Le vieux Gustave était l’un des rares à pouvoir rater la messe dominicale sans que les ouailles ne s’en offusquent trop bruyamment. Il avait nourri à l’égard de l’arbitraire divin une rage contenue, polie, mais sournoise. On l’appelait le vieux Gustave mais il avait tout juste quarante ans et, à une époque ou les hommes de cet âge ressemblaient à nos quinquagénaires d’aujourd’hui, il était déjà passé, physiquement, au stade supérieur. Ses débuts précoces dans les cultures de blé ou de maïs avaient ridé sa peau, courbé son dos et calé ses mains. Mais c’est plutôt son tempérament qui l’avait prématurément usé.

Gustave avait, très tôt dans la vie, fait de l’acharnement le pilier de son existence. De faible constitution, il avait souffert, enfant, des moqueries de ses camarades mieux dotés. Les petites filles, souvent plus grosses que lui, ne manquaient pas de lui rappeler son physique d’enfant mal nourri dont elles préféraient rire car, pour ces gens-là, la pitié n’apportait rien de bon. Une bouche à nourrir devait ramener le double de nourriture, sinon c’était le risque de décimer toute une fratrie.

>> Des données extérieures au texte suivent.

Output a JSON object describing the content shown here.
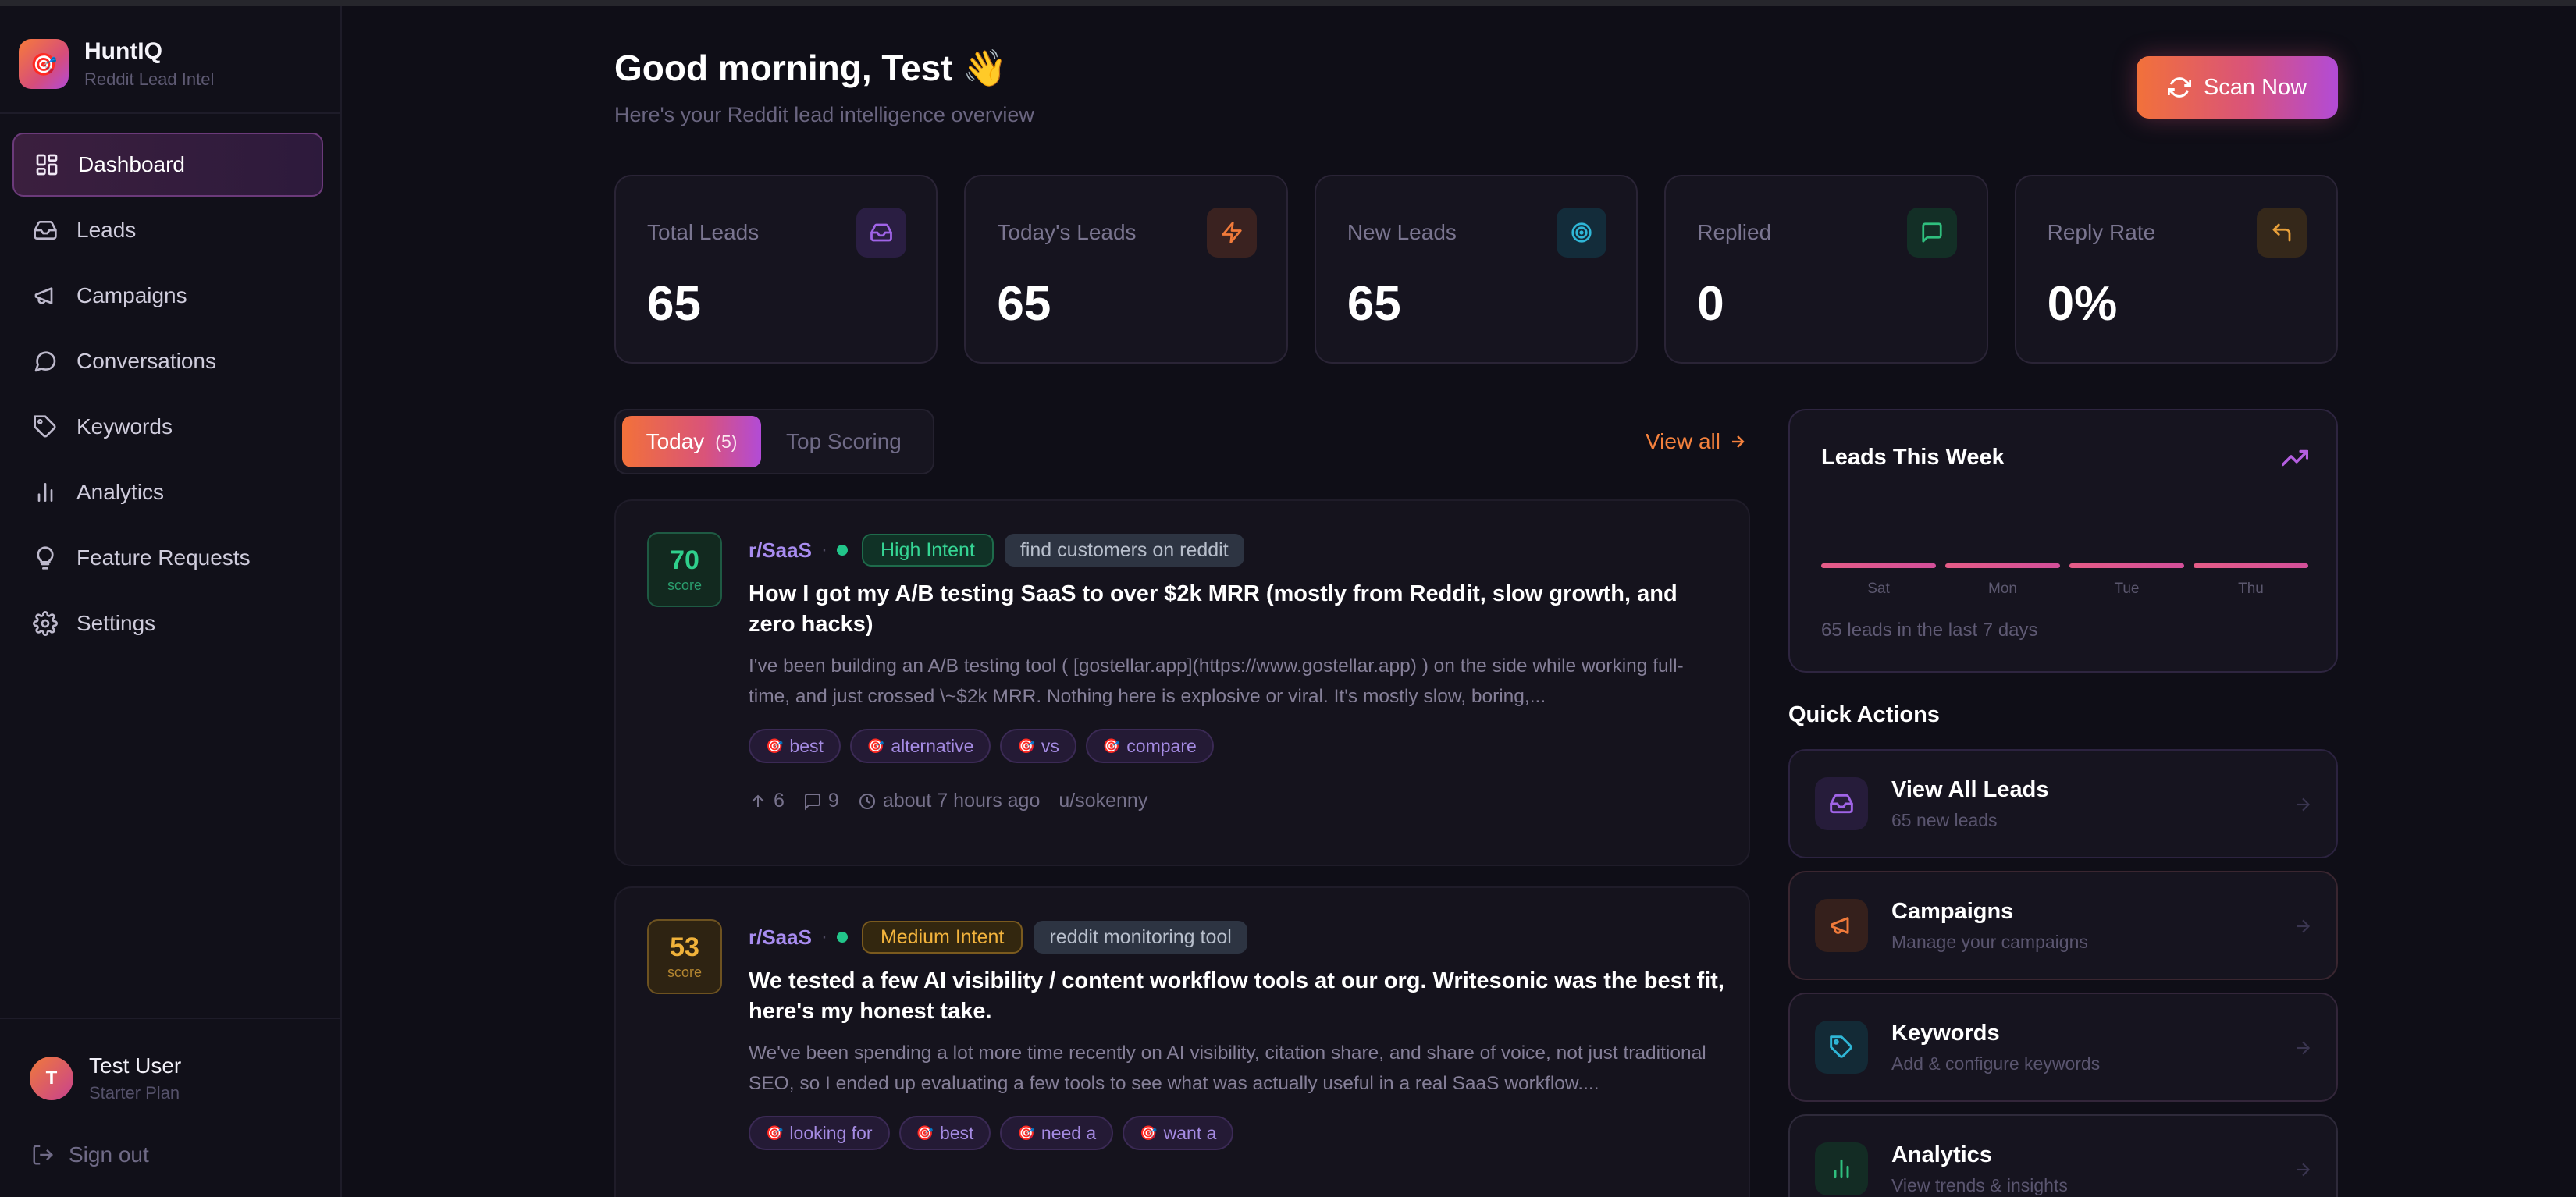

Gustave avait donc été forcé de prouver aux autres qu’il était digne de son assiette. Son dos osseux ne supportait qu’une demi charge ? Il irait deux fois plus vite. Ses muscles frêles ne lui permettaient pas une grande précision dans les gestes ? Il se concentrerait davantage. Souvent il se blessait, et son corps portait la trace de nombreuses cicatrices mal soignées que sa femme massait régulièrement le soir, au moment du coucher, avec de l’huile de chanvre. La plus grosse était un coup de faux mal contrôlé, qui avait failli lui sectionner complètement le tendon. Emporté par son mouvement, il s’était pris les jambes dans la lame tout juste affûtée et, dans sa chute, le fil était passé le long de sa cheville droite. Mathilde passait beaucoup de temps à masser la trace que l’incident avait laissé, en silence, dans l’intimité de leur petite chambre.

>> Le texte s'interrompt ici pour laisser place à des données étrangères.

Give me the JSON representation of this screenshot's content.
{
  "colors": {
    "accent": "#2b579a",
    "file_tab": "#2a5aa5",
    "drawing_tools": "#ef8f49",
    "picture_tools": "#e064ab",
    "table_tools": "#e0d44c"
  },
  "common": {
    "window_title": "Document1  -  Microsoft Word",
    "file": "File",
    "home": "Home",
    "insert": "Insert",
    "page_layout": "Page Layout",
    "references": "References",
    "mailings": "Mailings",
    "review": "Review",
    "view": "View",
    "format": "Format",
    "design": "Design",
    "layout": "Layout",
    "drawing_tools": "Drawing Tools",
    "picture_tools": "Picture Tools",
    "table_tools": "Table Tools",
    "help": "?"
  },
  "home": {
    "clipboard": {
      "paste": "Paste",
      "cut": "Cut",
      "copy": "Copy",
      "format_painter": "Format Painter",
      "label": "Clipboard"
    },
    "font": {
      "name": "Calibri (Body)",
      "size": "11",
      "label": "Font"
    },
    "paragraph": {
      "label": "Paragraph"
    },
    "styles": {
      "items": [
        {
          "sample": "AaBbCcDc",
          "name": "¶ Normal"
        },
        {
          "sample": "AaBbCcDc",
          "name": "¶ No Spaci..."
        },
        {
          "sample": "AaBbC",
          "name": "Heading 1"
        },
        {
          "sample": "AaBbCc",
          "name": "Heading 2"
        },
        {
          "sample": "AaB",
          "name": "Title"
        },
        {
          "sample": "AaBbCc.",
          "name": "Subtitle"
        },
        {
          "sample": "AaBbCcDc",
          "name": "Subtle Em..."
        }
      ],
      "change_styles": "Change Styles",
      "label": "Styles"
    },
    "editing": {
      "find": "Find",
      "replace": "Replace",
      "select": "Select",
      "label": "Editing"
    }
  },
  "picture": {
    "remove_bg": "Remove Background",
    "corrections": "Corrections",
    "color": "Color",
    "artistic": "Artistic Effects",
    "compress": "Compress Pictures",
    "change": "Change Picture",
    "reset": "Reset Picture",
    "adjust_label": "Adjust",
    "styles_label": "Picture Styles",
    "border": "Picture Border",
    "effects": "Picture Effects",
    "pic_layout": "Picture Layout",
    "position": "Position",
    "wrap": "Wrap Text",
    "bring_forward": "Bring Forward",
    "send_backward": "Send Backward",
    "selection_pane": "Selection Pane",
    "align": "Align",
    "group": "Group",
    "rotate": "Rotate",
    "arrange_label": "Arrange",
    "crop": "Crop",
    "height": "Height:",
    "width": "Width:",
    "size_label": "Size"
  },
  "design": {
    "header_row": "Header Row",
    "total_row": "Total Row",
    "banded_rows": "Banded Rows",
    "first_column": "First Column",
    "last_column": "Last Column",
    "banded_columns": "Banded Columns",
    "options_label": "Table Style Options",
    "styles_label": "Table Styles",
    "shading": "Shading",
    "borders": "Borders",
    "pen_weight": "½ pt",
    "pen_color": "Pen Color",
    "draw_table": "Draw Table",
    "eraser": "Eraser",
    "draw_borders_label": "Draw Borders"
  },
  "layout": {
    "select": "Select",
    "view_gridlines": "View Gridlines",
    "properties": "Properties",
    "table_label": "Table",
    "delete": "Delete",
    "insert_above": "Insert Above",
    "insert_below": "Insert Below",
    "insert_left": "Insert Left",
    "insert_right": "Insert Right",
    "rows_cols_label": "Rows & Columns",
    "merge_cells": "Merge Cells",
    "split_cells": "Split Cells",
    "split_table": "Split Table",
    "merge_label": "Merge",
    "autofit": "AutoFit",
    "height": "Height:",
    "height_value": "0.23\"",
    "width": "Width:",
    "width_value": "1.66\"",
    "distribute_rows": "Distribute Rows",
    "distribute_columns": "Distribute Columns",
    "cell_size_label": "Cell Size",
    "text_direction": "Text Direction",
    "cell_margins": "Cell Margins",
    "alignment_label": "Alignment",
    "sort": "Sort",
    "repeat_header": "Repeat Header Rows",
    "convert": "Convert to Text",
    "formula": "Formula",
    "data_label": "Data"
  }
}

C’est dans cette chambre que Mathilde, une petite femme mince et nerveuse, avait donné naissance à ses deux enfants, un garçon et une fille. Ils en avaient en tout trois, la dernière ayant été recueillie avant la guerre. Louise, une fillette aux jambes épaisses solidement ancrées dans le sol, ne dormait pas à la maison. Le couple avait aménagé un coin sous le hangar, jugeant qu’il n’y avait pas assez de place au foyer pour elle.

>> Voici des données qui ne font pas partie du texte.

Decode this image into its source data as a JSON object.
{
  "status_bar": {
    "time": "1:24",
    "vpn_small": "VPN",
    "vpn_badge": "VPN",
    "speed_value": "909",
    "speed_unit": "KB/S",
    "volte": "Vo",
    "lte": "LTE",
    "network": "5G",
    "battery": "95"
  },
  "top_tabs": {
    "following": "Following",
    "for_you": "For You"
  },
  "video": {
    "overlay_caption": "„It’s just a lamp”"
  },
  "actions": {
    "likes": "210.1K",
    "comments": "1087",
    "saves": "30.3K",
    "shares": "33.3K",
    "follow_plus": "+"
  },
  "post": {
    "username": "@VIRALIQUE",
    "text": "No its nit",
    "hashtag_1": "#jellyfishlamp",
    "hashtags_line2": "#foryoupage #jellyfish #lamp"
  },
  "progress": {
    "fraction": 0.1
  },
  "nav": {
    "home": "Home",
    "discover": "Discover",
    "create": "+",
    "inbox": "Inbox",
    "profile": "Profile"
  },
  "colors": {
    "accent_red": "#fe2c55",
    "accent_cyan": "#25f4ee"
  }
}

Henri et Claire, les deux vrais enfants de Gustave (c’est ainsi qu’ils les désignaient), étaient toujours correctement lavés et habillés. Ayant hérité de la constitution de leurs parents, ils approchaient, si on les mettait ensemble sur la balance, du poids normal d’un enfant de leur âge. Leur père en nourrissait les plus grands regrets et la plus grande frustration, si bien qu’il avait développé à leur endroit un sentiment confus fait d’amour et de dégoût qui l’avait encouragé, avec le temps, à beaucoup les protéger. Ils travaillaient peu au champ et étaient le plus souvent dispensés du labeur estival. C’était la raison pour laquelle ils avaient accepté d’accueillir Louise qui, bien qu’étant une fille, semblait suffisamment robuste pour compenser la force manquante des deux jeunes corps inutiles. Quand l’employé de mairie était venu leur proposer l’adoption, ils avaient sauté sur l’occasion. La guerre frappait à la porte, les temps s’endurcissaient, et ils auraient bien besoin de bras supplémentaires pour surmonter les épreuves à venir. Avant même que les papiers fussent signés, Gustave, ayant échappé à la conscription, avait aménagé un coin de hangar en chambre de fortune, et Mathilde rassemblé suffisamment de vêtements à la bonne taille.